Professor Chris French is head of the anomalistic psychology research unit at Goldsmiths University of London and the author of The Science of Weird Shit, out next year. Despite referring to himself as a ‘card-carrying sceptic’ he has a generous outlook on people who do believe. ‘There’s a big difference between: “Are these claims actually true?” and “Do they do any good or any harm?” They’re different questions.’ When I tell him that, after the death of her husband at 32, my sister, crippled with sadness found great comfort in seeing a medium, as well as a grief counsellor, he says, ‘and why would I want to take that comfort away from her? It’s heartless and cruel.’ Similarly, Dr Lucy Viney, a clinical psychologist and co-founder of the Fitzrovia Psychology Clinic, says that ‘although they’re not evidence-based’ spiritual healing practices ‘can offer a sense of hope and comfort to people at times of distress. The role of hope is huge in recovery.’

French says there is a lack of decent out-come studies looking at whether or not woo-woo can do more harm than good. ‘We talk in psychology about a personality construct called the locus of control, the general disposition people have either to believe that the things that happen in their lives happen because of their own actions and own decisions or they happen to them, they are victims of circumstance. By and large it’s considered to be psychologically healthier to have an internal locus of control, to take control of your own life. But the truth is, of course, that sometimes shit happens just out of the blue that you have no control over, and other times you do have control.’

The traditional therapists are there for a reason, but there is such an enormous space for us to lean into the ‘woo-woo’

Just as the psychologists and therapists I speak to, both on and off the record, are generous in their accommodation of psychics, mediums and the like, believing that they can do good even if they don’t think they can do exactly what they say, so are the believers surprisingly sensible and grounded.

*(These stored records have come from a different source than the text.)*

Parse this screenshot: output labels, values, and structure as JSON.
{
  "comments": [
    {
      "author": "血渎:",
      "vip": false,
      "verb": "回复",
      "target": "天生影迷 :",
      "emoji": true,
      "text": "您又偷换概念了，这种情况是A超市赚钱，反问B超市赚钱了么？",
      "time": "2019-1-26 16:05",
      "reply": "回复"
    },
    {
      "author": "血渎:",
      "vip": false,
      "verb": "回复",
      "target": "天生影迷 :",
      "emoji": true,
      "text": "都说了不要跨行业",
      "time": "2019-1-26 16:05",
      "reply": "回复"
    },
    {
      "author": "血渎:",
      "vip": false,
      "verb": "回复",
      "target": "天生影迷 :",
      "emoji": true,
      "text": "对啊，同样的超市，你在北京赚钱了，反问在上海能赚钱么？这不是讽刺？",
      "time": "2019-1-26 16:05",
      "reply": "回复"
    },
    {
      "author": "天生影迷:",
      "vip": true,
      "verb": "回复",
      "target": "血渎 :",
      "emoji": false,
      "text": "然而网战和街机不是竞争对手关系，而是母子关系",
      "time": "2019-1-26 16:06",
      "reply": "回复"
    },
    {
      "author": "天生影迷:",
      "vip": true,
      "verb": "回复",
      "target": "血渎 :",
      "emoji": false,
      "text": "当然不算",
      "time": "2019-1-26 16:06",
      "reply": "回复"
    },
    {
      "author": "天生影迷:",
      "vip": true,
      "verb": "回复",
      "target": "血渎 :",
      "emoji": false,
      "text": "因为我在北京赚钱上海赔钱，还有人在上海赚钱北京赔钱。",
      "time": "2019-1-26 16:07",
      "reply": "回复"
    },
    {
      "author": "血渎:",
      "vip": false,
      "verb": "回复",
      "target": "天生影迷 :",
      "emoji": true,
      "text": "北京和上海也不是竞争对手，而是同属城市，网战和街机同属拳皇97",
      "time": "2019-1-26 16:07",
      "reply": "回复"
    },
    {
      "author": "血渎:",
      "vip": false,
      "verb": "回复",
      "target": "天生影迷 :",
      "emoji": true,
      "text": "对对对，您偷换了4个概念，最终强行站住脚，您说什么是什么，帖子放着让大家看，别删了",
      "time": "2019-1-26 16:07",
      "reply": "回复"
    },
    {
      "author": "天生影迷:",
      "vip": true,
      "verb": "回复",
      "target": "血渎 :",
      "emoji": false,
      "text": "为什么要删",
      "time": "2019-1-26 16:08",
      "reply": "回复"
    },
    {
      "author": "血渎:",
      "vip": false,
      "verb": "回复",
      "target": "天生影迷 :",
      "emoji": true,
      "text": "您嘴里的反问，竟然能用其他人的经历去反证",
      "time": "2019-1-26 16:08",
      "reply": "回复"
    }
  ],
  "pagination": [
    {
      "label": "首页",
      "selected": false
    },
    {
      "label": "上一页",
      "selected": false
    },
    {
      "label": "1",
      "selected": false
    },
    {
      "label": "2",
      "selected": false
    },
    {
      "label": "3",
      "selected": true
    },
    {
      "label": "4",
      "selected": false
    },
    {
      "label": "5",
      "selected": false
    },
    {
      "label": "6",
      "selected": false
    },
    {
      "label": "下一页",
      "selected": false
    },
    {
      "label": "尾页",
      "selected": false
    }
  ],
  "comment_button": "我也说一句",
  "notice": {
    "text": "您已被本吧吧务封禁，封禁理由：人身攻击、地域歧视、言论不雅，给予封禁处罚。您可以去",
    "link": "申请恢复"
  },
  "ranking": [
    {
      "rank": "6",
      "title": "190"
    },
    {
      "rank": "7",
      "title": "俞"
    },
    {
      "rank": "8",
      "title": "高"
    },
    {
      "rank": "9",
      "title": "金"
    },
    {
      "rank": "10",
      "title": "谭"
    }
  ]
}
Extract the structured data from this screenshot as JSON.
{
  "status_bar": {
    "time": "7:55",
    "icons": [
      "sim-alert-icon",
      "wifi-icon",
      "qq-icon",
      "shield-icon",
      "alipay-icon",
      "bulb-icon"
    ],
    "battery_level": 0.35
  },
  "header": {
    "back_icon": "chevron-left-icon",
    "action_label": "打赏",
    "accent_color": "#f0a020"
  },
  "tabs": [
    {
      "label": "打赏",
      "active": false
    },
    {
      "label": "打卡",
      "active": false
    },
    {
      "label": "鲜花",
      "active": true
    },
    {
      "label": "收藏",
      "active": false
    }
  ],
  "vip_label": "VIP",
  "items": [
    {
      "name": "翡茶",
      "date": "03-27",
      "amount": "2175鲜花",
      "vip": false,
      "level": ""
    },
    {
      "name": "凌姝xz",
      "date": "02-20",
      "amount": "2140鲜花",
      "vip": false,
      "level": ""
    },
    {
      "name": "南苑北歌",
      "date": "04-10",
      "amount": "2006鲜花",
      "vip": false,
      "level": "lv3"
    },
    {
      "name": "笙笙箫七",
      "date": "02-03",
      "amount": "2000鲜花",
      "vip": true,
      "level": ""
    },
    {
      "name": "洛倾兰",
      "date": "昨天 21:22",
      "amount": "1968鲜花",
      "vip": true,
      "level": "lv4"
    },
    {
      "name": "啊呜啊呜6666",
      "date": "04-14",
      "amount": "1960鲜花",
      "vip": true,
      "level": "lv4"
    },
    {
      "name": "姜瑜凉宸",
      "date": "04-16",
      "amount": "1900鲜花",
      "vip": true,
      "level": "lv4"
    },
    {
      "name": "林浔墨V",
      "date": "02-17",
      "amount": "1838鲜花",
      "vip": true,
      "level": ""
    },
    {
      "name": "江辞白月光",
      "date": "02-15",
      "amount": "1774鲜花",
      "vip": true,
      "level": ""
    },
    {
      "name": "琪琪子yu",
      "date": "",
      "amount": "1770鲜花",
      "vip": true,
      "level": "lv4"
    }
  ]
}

Sewell, for instance, has worked with the same psychic for the past 12 years. ‘She always says to me, “I’m not God.” And I don’t always presume her to be right.’ Atheists don’t need to scoff at a person’s belief in God, and similarly science and spirituality don’t need to be adversaries. As Boughey says: ‘The traditional therapists are 100 per cent there for a reason, but there is such an enormous space for us to lean into the ‘woo-woo’. I think just us opening our eyes to a combination of healing through the spiritual side of things and then healing through the more traditional styles is so key. A bit like taking medication and going to therapy. It’s a whole 360 approach to wellness’.

‘I’m not one size fits all,’ says Emma Lucy Knowles, a healer, clairvoyant and ‘crystal whisperer’. ‘I think what people love about it is my work isn’t about saying to people, “This is your good fortune, off you go.” My approach is very much, “Okay, this is where your head is. Do you like that? If you like that let’s build on it, if you don’t let’s change it.” I find a lot of my clients take the work they’ve done here to their therapy sessions. Healing is not linear, it’s not just one thing. You can find healing when you’re on a run, you can find healing watching a film, you can find healing drinking a bottle dry. It’s about tailoring it to what works for you.’

‘I think everything has a place, I’m open to everything,’ says Sewell. ‘I trust the science, I also trust the psychic. Sometimes I’ll see a homeopath, sometimes I’ll see my NHS doctor. I think for me it’s about embracing all, and what feels right.’ And isn’t the searching in itself positive? The fact that we are talking about our interior lives, however you come at it, can only be a good thing.

I think of the 17th-century metaphysical poet George Herbert’s poem Prayer (I). In it he explores a series of definitions for the act of praying — ‘The soul in paraphrase, heart in pilgrimage’, ‘Exalted manna’, ‘The Milky Way, the bird of Paradise’ — before simply concluding: ‘something understood’. That surely is what we’re all looking for: to understand. However we get there, is entirely down to us.